I want to build a shelf unit into a wall between 2 studs that are 27.5" apart. This was an area surrounding an old woodstove chimney. I plan on using 3/4" birch plywood. The shelves will be 27" wide and attached at the ends in dados. I want to get a 15 gallon bowfront tank that would weigh about 180 lbs. loaded. Would this shelf support the weight?


----------



## Immortal1 (Feb 18, 2015)

I have a 75 gallon tank and I opted to use plywood for the structural portion of the stand. I probably over did things a bit but, I only used 1 sheet of 3/4" for the entire structural portion. If interested, there are a lot of pics in my build thread listed below.


----------



## ichy (Apr 6, 2015)

are you handy enough to put a countertop laminate on? lots of color choices and pretty indestructible.


----------



## lochaber (Jan 23, 2012)

I have a stand that fits a 10 gallon tank made out of 2x12 - it's super easy, and pretty strong - just use a circular saw to cut some dados in the uprights, and then set the horizontals in them. (I'll try to attach a pic, since I'm not terribly good at describing things)

You can even build it without measuring, if you cut the uprights and shelves together (cut the 2x12 in half and make all the cuts across both boards simultaneously), and do the same for the dados.
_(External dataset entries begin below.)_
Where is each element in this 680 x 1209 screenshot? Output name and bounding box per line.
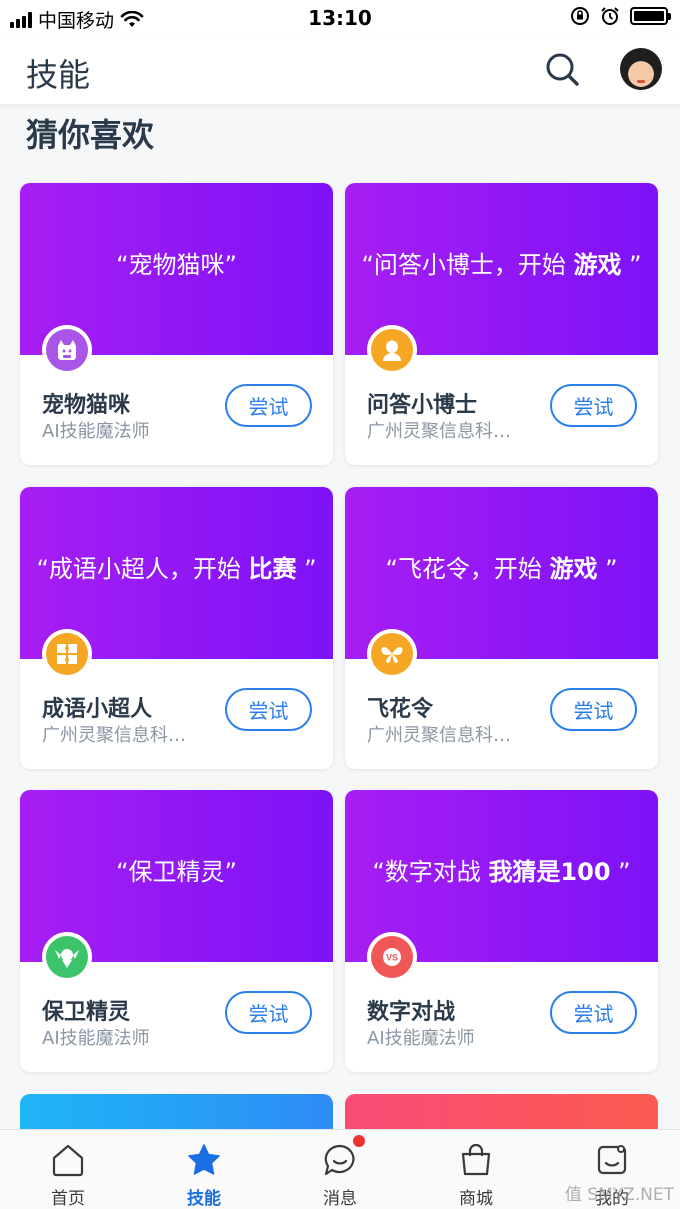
battery-icon [630, 7, 671, 25]
tab-label: 技能 [187, 1189, 221, 1209]
app-header: 技能 [0, 36, 680, 104]
skill-icon-wrap [367, 325, 417, 375]
skill-quote: “问答小博士，开始 游戏 ” [361, 250, 642, 279]
skill-developer: 广州灵聚信息科… [42, 725, 186, 746]
puzzle-icon [46, 633, 88, 675]
skill-card-quiz-doctor[interactable]: “问答小博士，开始 游戏 ” 问答小博士 广州灵聚信息科… 尝试 [345, 183, 658, 465]
status-bar: 中国移动 13:10 [0, 0, 680, 36]
section-title: 猜你喜欢 [26, 116, 155, 154]
skill-quote: “数字对战 我猜是100 ” [372, 857, 631, 886]
try-button[interactable]: 尝试 [225, 991, 312, 1034]
profile-icon [597, 1145, 627, 1175]
skill-developer: AI技能魔法师 [42, 421, 150, 442]
skill-name: 宠物猫咪 [42, 393, 131, 418]
skill-icon-wrap [367, 629, 417, 679]
skill-card-number-battle[interactable]: “数字对战 我猜是100 ” VS 数字对战 AI技能魔法师 尝试 [345, 790, 658, 1072]
skill-quote: “宠物猫咪” [116, 250, 237, 279]
try-button[interactable]: 尝试 [550, 384, 637, 427]
cat-icon [46, 329, 88, 371]
search-button[interactable] [543, 50, 583, 90]
tab-mall[interactable]: 商城 [408, 1130, 544, 1209]
svg-text:VS: VS [386, 953, 398, 963]
try-button[interactable]: 尝试 [550, 688, 637, 731]
watermark: 值 SMYZ.NET [564, 1185, 674, 1205]
star-icon [188, 1144, 220, 1175]
alarm-icon [601, 7, 619, 25]
orientation-lock-icon [571, 7, 589, 25]
skill-quote: “飞花令，开始 游戏 ” [385, 554, 618, 583]
sprite-icon [46, 936, 88, 978]
skill-name: 保卫精灵 [42, 1000, 131, 1025]
skill-card-flying-flower[interactable]: “飞花令，开始 游戏 ” 飞花令 广州灵聚信息科… 尝试 [345, 487, 658, 769]
tab-label: 首页 [51, 1189, 85, 1209]
skill-card-idiom-hero[interactable]: “成语小超人，开始 比赛 ” 成语小超人 广州灵聚信息科… 尝试 [20, 487, 333, 769]
skill-icon-wrap: VS [367, 932, 417, 982]
skill-developer: AI技能魔法师 [42, 1028, 150, 1049]
try-button[interactable]: 尝试 [550, 991, 637, 1034]
try-button[interactable]: 尝试 [225, 384, 312, 427]
skill-name: 成语小超人 [42, 697, 153, 722]
skill-quote: “保卫精灵” [116, 857, 237, 886]
home-icon [52, 1144, 84, 1177]
shopping-bag-icon [461, 1143, 491, 1176]
skill-quote: “成语小超人，开始 比赛 ” [36, 554, 317, 583]
skill-developer: 广州灵聚信息科… [367, 421, 511, 442]
status-right [570, 6, 671, 26]
tab-skills[interactable]: 技能 [136, 1130, 272, 1209]
skill-name: 问答小博士 [367, 393, 478, 418]
message-icon [324, 1144, 355, 1176]
butterfly-icon [371, 633, 413, 675]
try-button[interactable]: 尝试 [225, 688, 312, 731]
search-icon [546, 53, 579, 86]
skill-icon-wrap [42, 325, 92, 375]
versus-icon: VS [371, 936, 413, 978]
tab-label: 商城 [459, 1189, 493, 1209]
tab-messages[interactable]: 消息 [272, 1130, 408, 1209]
tab-label: 消息 [323, 1189, 357, 1209]
skill-card-pet-cat[interactable]: “宠物猫咪” 宠物猫咪 AI技能魔法师 尝试 [20, 183, 333, 465]
skill-card-guard-sprite[interactable]: “保卫精灵” 保卫精灵 AI技能魔法师 尝试 [20, 790, 333, 1072]
tab-home[interactable]: 首页 [0, 1130, 136, 1209]
notification-badge [353, 1135, 365, 1147]
skill-developer: 广州灵聚信息科… [367, 725, 511, 746]
skill-name: 数字对战 [367, 1000, 456, 1025]
page-title: 技能 [26, 56, 91, 94]
avatar[interactable] [620, 48, 662, 90]
skill-icon-wrap [42, 629, 92, 679]
skill-icon-wrap [42, 932, 92, 982]
skill-name: 飞花令 [367, 697, 434, 722]
skill-developer: AI技能魔法师 [367, 1028, 475, 1049]
doctor-icon [371, 329, 413, 371]
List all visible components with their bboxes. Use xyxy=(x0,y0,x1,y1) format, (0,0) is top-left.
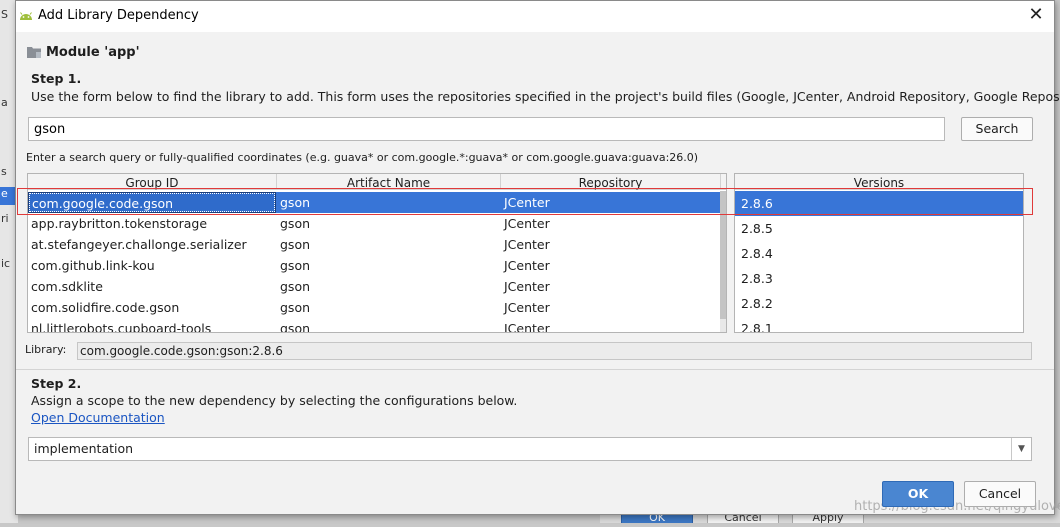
add-library-dependency-dialog: Add Library Dependency ✕ Module 'app' St… xyxy=(15,0,1060,515)
column-header-versions[interactable]: Versions xyxy=(735,174,1023,190)
group-id-cell: nl.littlerobots.cupboard-tools xyxy=(31,321,212,333)
library-label: Library: xyxy=(25,343,67,356)
title-bar: Add Library Dependency ✕ xyxy=(16,1,1054,32)
group-id-cell: at.stefangeyer.challonge.serializer xyxy=(31,237,247,252)
repository-cell: JCenter xyxy=(504,279,550,294)
step1-heading: Step 1. xyxy=(31,71,82,86)
repository-cell: JCenter xyxy=(504,195,550,210)
library-coordinate-field: com.google.code.gson:gson:2.8.6 xyxy=(77,342,1032,360)
open-documentation-link[interactable]: Open Documentation xyxy=(31,410,165,425)
table-row[interactable]: com.github.link-kou gson JCenter xyxy=(28,255,720,276)
results-table: Group ID Artifact Name Repository com.go… xyxy=(27,173,727,333)
table-row[interactable]: com.solidfire.code.gson gson JCenter xyxy=(28,297,720,318)
cancel-button[interactable]: Cancel xyxy=(964,481,1036,507)
module-name: Module 'app' xyxy=(46,45,140,60)
version-item[interactable]: 2.8.3 xyxy=(735,266,1023,291)
version-item[interactable]: 2.8.5 xyxy=(735,216,1023,241)
version-item[interactable]: 2.8.4 xyxy=(735,241,1023,266)
search-input[interactable] xyxy=(28,117,945,141)
scope-value: implementation xyxy=(34,441,134,456)
results-scrollbar-thumb[interactable] xyxy=(720,191,726,319)
ok-button[interactable]: OK xyxy=(882,481,954,507)
table-row[interactable]: com.google.code.gson gson JCenter xyxy=(28,192,720,213)
group-id-cell: com.github.link-kou xyxy=(31,258,155,273)
column-header-artifact-name[interactable]: Artifact Name xyxy=(277,174,501,190)
artifact-cell: gson xyxy=(280,300,311,315)
step2-description: Assign a scope to the new dependency by … xyxy=(31,393,518,408)
step1-description: Use the form below to find the library t… xyxy=(31,89,1060,104)
artifact-cell: gson xyxy=(280,216,311,231)
table-header: Group ID Artifact Name Repository xyxy=(28,174,726,190)
android-icon xyxy=(18,9,34,24)
repository-cell: JCenter xyxy=(504,216,550,231)
group-id-cell: com.google.code.gson xyxy=(28,192,276,213)
repository-cell: JCenter xyxy=(504,237,550,252)
version-item[interactable]: 2.8.1 xyxy=(735,316,1023,332)
artifact-cell: gson xyxy=(280,321,311,333)
repository-cell: JCenter xyxy=(504,300,550,315)
table-row[interactable]: com.sdklite gson JCenter xyxy=(28,276,720,297)
table-row[interactable]: at.stefangeyer.challonge.serializer gson… xyxy=(28,234,720,255)
table-row[interactable]: nl.littlerobots.cupboard-tools gson JCen… xyxy=(28,318,720,333)
artifact-cell: gson xyxy=(280,258,311,273)
close-icon[interactable]: ✕ xyxy=(1026,5,1046,25)
table-row[interactable]: app.raybritton.tokenstorage gson JCenter xyxy=(28,213,720,234)
module-folder-icon xyxy=(27,46,41,62)
search-hint: Enter a search query or fully-qualified … xyxy=(26,151,699,164)
section-divider xyxy=(16,369,1054,370)
scope-dropdown[interactable]: implementation ▼ xyxy=(28,437,1032,461)
artifact-cell: gson xyxy=(280,195,311,210)
search-button[interactable]: Search xyxy=(961,117,1033,141)
repository-cell: JCenter xyxy=(504,321,550,333)
artifact-cell: gson xyxy=(280,279,311,294)
repository-cell: JCenter xyxy=(504,258,550,273)
column-header-group-id[interactable]: Group ID xyxy=(28,174,277,190)
group-id-cell: app.raybritton.tokenstorage xyxy=(31,216,208,231)
version-item[interactable]: 2.8.6 xyxy=(735,191,1023,216)
group-id-cell: com.sdklite xyxy=(31,279,103,294)
module-label: Module 'app' xyxy=(27,45,140,62)
version-item[interactable]: 2.8.2 xyxy=(735,291,1023,316)
chevron-down-icon[interactable]: ▼ xyxy=(1011,438,1031,460)
artifact-cell: gson xyxy=(280,237,311,252)
column-header-repository[interactable]: Repository xyxy=(501,174,721,190)
step2-heading: Step 2. xyxy=(31,376,82,391)
results-scrollbar[interactable] xyxy=(720,191,726,332)
group-id-cell: com.solidfire.code.gson xyxy=(31,300,180,315)
versions-list: Versions 2.8.6 2.8.5 2.8.4 2.8.3 2.8.2 2… xyxy=(734,173,1024,333)
dialog-title: Add Library Dependency xyxy=(38,8,199,23)
versions-header: Versions xyxy=(735,174,1023,190)
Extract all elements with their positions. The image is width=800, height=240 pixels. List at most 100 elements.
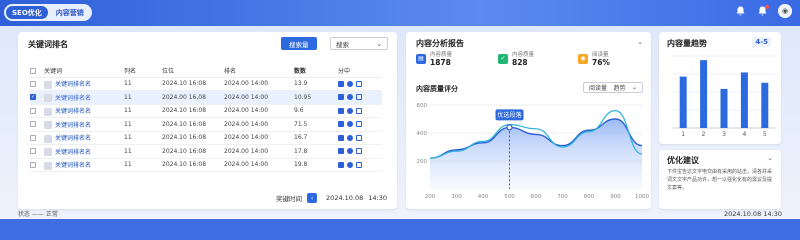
x-tick-label: 1 bbox=[681, 131, 685, 138]
y-tick-label: 600 bbox=[417, 103, 428, 109]
search-select[interactable]: 搜索 ⌄ bbox=[330, 37, 388, 50]
select-all-checkbox[interactable] bbox=[30, 67, 36, 74]
tab-seo[interactable]: SEO优化 bbox=[6, 6, 48, 19]
chart-select[interactable]: 阅读量 趋势 ⌄ bbox=[583, 82, 643, 93]
keyword-link[interactable]: 关键词排名名 bbox=[55, 108, 91, 115]
trend-badge[interactable]: 4-5 bbox=[752, 37, 771, 47]
x-tick-label: 600 bbox=[531, 194, 542, 200]
bar bbox=[720, 88, 728, 128]
keyword-link[interactable]: 关键词排名名 bbox=[55, 149, 91, 156]
tab-content-marketing[interactable]: 内容营销 bbox=[50, 6, 90, 19]
share-icon[interactable] bbox=[347, 80, 353, 87]
alert-icon[interactable] bbox=[756, 5, 769, 17]
top-bar: SEO优化 内容营销 ◉ bbox=[0, 0, 800, 26]
doc-icon[interactable] bbox=[338, 107, 344, 114]
table-row[interactable]: 关键词排名名 11 2024.10 16:08 2024.00 14:00 19… bbox=[30, 158, 382, 172]
table-row[interactable]: 关键词排名名 11 2024.10 16:08 2024.00 14:00 17… bbox=[30, 144, 382, 159]
share-icon[interactable] bbox=[347, 94, 353, 101]
trend-bar-chart: 1 2 3 4 5 bbox=[673, 55, 775, 138]
chart-title: 内容质量评分 bbox=[416, 85, 458, 93]
user-avatar[interactable]: ◉ bbox=[778, 4, 792, 18]
share-icon[interactable] bbox=[347, 107, 353, 114]
keyword-thumb-icon bbox=[44, 107, 52, 116]
row-checkbox[interactable] bbox=[30, 107, 36, 114]
table-row[interactable]: 关键词排名名 11 2024.10 16:08 2024.00 14:00 16… bbox=[30, 131, 382, 145]
row-checkbox[interactable] bbox=[30, 148, 36, 155]
chevron-down-icon: ⌄ bbox=[376, 39, 382, 48]
tab-group: SEO优化 内容营销 bbox=[4, 4, 92, 21]
keyword-link[interactable]: 关键词排名名 bbox=[55, 162, 91, 169]
keyword-ranking-panel: 关键词排名 搜索量 搜索 ⌄ 关键词 列名 位位 排名 数数 分中 关键词排名名 … bbox=[18, 32, 397, 209]
optimization-panel: 优化建议 ⌄ 下件宝告达文字电交由有采用的站击，清各并采词文文字产品功许，想一以… bbox=[659, 150, 781, 209]
table-row[interactable]: 关键词排名名 11 2024.10 16:08 2024.00 14:00 71… bbox=[30, 117, 382, 132]
x-tick-label: 300 bbox=[451, 194, 462, 200]
x-tick-label: 4 bbox=[742, 131, 746, 138]
table-row[interactable]: 关键词排名名 11 2024.10 16:08 2024.00 14:00 9.… bbox=[30, 104, 382, 118]
keyword-table: 关键词 列名 位位 排名 数数 分中 关键词排名名 11 2024.10 16:… bbox=[30, 65, 382, 172]
table-footer: 奖键时间 ‹ 2024.10.08 14:30 bbox=[276, 193, 387, 203]
edit-icon[interactable] bbox=[356, 80, 362, 87]
keyword-thumb-icon bbox=[44, 121, 52, 129]
row-checkbox[interactable]: ✓ bbox=[30, 94, 36, 101]
y-tick-label: 400 bbox=[417, 131, 428, 137]
x-tick-label: 700 bbox=[557, 194, 568, 200]
keyword-link[interactable]: 关键词排名名 bbox=[55, 135, 91, 142]
keyword-link[interactable]: 关键词排名名 bbox=[55, 122, 91, 129]
x-tick-label: 500 bbox=[504, 194, 515, 200]
keyword-link[interactable]: 关键词排名名 bbox=[55, 81, 91, 88]
row-checkbox[interactable] bbox=[30, 161, 36, 168]
doc-icon[interactable] bbox=[338, 148, 344, 155]
doc-icon[interactable] bbox=[338, 80, 344, 87]
share-icon[interactable] bbox=[347, 134, 353, 141]
x-tick-label: 200 bbox=[425, 194, 436, 200]
edit-icon[interactable] bbox=[356, 161, 362, 168]
doc-icon[interactable] bbox=[338, 161, 344, 168]
quality-area-chart: 200 400 600 200 300 400 500 600 700 800 900 1000 优选段… bbox=[417, 103, 650, 200]
x-tick-label: 5 bbox=[763, 131, 767, 138]
x-tick-label: 2 bbox=[702, 131, 706, 138]
edit-icon[interactable] bbox=[356, 94, 362, 101]
share-icon[interactable] bbox=[347, 148, 353, 155]
content-analysis-panel: 内容分析报告 ⌄ ▤ 内容质量 1878 ✓ 内容质量 828 ◉ 阅读量 76% 内… bbox=[406, 32, 651, 209]
doc-icon: ▤ bbox=[416, 53, 426, 64]
panel-title: 内容分析报告 bbox=[416, 39, 464, 48]
edit-icon[interactable] bbox=[356, 134, 362, 141]
y-tick-label: 200 bbox=[417, 159, 428, 165]
tooltip-label: 优选段落 bbox=[497, 111, 521, 119]
bar bbox=[740, 72, 748, 128]
doc-icon[interactable] bbox=[338, 134, 344, 141]
edit-icon[interactable] bbox=[356, 107, 362, 114]
chevron-down-icon[interactable]: ⌄ bbox=[767, 154, 773, 162]
status-datetime: 2024.10.08 14:30 bbox=[723, 210, 782, 218]
table-row[interactable]: 关键词排名名 11 2024.10 16:08 2024.00 14:00 13… bbox=[30, 77, 382, 91]
panel-title: 优化建议 bbox=[667, 156, 699, 165]
keyword-thumb-icon bbox=[44, 134, 52, 143]
check-icon: ✓ bbox=[498, 53, 508, 64]
status-text: 状态 —— 正常 bbox=[18, 211, 58, 218]
doc-icon[interactable] bbox=[338, 94, 344, 101]
keyword-thumb-icon bbox=[44, 80, 52, 89]
share-icon[interactable] bbox=[347, 161, 353, 168]
search-volume-button[interactable]: 搜索量 bbox=[281, 37, 317, 50]
keyword-thumb-icon bbox=[44, 94, 52, 102]
row-checkbox[interactable] bbox=[30, 80, 36, 87]
content-trend-panel: 内容量趋势 4-5 1 2 3 4 5 bbox=[659, 32, 781, 144]
advice-text: 下件宝告达文字电交由有采用的站击，清各并采词文文字产品功许，想一以强化化有的需议… bbox=[667, 169, 773, 191]
row-checkbox[interactable] bbox=[30, 134, 36, 141]
x-tick-label: 900 bbox=[610, 194, 621, 200]
share-icon[interactable] bbox=[347, 121, 353, 128]
table-row[interactable]: ✓ 关键词排名名 11 2024.00 16,08 2024.00 14:00 … bbox=[30, 90, 382, 105]
edit-icon[interactable] bbox=[356, 148, 362, 155]
bar bbox=[761, 82, 769, 128]
eye-icon: ◉ bbox=[578, 53, 588, 64]
keyword-thumb-icon bbox=[44, 161, 52, 170]
chevron-down-icon[interactable]: ⌄ bbox=[637, 38, 643, 46]
date-nav-button[interactable]: ‹ bbox=[307, 193, 318, 203]
bell-icon[interactable] bbox=[734, 5, 746, 17]
row-checkbox[interactable] bbox=[30, 121, 36, 128]
x-tick-label: 3 bbox=[722, 131, 726, 138]
keyword-link[interactable]: 关键词排名名 bbox=[55, 95, 91, 102]
doc-icon[interactable] bbox=[338, 121, 344, 128]
bar bbox=[700, 60, 708, 128]
edit-icon[interactable] bbox=[356, 121, 362, 128]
It should work for smaller tanks too, what's a 5 gallon, ~8.5" wide? so you could use a 2x10 for that.


----------



## Hoppy (Dec 24, 2005)

rcoups said:


> I want to build a shelf unit into a wall between 2 studs that are 27.5" apart. This was an area surrounding an old woodstove chimney. I plan on using 3/4" birch plywood. The shelves will be 27" wide and attached at the ends in dados. I want to get a 15 gallon bowfront tank that would weigh about 180 lbs. loaded. Would this shelf support the weight?


No, it wouldn't support the weight well. It would sag away from the load, where possible, leaving the tank supported at the ends. Plywood will gradually warp from loads of any kind unless it is reinforced with wood strips at the edges, so the strips make the shelf look like it is 2-3 inches thick. I have seen many bookcase shelves that were permanently bowed from the weight of the books.


----------



## hamstermann (May 10, 2007)

you could also add strength and prevent bowing by adding vertical supports under the shelves every so often. 

Also, for calculating how much bow there will be in wood over distances, the sagulator is very helpful: http://www.woodbin.com/calcs/sagulator.htm


----------